Proponents of legalization sometimes find the question of where to draw the legal line problematic. How harmful must a drug be before it should be made illegal? In an environment where public pressures are mounting against the use of tobacco, legalization of marijuana has a contradictory aspect. Funds expended now on incarcerating drug offenders may have to be expended in some future time on public health programs to treat ills caused by newly legalized drugs, though whether or how much the use of such drugs as marijuana would increase if it were legal remains entirely unknown.
Opponents of legalization fail to coherently address the question of alcohol and tobacco. One must engage in serious logical contortions to justify their legality when consumptions of comparably harmful substances can yield lengthy prison sentences.

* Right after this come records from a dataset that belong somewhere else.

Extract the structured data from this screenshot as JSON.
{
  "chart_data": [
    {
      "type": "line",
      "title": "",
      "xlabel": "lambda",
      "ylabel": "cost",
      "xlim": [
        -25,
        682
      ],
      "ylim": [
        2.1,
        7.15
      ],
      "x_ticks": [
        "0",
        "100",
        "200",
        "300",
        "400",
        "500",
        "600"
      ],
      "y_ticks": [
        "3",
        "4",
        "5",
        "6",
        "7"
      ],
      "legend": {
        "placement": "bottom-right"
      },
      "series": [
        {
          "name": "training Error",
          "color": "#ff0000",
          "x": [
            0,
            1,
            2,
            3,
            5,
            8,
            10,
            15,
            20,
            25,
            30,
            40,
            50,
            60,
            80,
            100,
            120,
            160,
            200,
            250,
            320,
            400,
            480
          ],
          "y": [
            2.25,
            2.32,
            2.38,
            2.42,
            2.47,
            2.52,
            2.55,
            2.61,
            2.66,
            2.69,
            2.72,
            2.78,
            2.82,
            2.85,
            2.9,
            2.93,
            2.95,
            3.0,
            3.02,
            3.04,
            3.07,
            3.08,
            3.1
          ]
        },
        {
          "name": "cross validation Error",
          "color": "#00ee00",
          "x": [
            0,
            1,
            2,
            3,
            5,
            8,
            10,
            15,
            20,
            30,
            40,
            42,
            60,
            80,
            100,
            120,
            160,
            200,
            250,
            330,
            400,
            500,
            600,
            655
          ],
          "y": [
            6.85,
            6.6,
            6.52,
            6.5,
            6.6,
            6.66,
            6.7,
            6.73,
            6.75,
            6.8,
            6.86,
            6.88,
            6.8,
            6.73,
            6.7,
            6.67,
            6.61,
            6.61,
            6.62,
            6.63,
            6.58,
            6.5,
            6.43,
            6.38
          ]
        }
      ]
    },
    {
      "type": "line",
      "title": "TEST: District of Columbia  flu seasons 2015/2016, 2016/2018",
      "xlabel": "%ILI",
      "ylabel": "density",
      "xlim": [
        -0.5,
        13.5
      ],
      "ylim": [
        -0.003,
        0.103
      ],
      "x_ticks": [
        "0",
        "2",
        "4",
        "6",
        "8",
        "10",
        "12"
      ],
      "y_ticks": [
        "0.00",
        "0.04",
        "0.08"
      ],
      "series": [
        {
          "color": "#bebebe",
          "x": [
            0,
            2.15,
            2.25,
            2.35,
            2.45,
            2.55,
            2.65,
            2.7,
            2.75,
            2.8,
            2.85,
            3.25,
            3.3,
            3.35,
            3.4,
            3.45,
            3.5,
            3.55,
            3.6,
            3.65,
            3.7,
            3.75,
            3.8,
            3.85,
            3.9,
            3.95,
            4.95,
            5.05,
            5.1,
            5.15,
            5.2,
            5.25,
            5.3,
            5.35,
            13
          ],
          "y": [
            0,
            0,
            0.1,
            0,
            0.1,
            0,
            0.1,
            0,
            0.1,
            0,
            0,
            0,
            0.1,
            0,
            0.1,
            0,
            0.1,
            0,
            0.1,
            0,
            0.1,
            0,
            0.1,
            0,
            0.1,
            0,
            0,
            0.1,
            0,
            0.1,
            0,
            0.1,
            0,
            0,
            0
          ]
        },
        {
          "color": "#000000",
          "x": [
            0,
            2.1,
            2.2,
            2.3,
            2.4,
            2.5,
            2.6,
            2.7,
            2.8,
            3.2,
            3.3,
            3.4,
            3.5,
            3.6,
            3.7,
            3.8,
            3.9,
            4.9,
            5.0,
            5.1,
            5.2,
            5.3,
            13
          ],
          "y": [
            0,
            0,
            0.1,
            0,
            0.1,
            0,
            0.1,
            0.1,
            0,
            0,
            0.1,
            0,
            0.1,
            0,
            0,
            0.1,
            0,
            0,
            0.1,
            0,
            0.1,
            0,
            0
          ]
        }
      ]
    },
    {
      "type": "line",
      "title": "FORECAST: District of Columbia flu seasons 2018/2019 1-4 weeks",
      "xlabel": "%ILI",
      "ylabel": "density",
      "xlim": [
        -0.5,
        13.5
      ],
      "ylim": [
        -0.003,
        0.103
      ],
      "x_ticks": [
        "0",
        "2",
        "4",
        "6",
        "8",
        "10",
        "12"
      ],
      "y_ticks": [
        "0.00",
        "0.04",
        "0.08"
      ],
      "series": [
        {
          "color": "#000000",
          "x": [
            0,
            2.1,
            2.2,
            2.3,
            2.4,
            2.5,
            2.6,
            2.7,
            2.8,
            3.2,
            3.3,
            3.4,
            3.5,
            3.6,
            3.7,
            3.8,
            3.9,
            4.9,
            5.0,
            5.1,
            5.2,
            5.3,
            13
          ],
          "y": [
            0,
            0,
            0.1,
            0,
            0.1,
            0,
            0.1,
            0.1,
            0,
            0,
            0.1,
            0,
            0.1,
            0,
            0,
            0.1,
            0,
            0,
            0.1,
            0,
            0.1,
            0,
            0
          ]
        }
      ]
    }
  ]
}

Arguments claiming that the war on drugs is succeeding because drug use is down as measured against some point in the past ignore the fact that drug use is a cyclical phenomenon with ebbs and flows. In Speaking Out, for instance, the DEA presents a chart comparing overall drug use between 1979 and 2001, showing a decline in current users from 25.4 to 15.9 million people. In that period, however, current drug use first declined to twelve million persons in 1992 and then rose again to 15.9 million by 2001 while the same policies were being pursued. If the DEA had used 1992 as its base year, it would have had to argue that its programs were not working.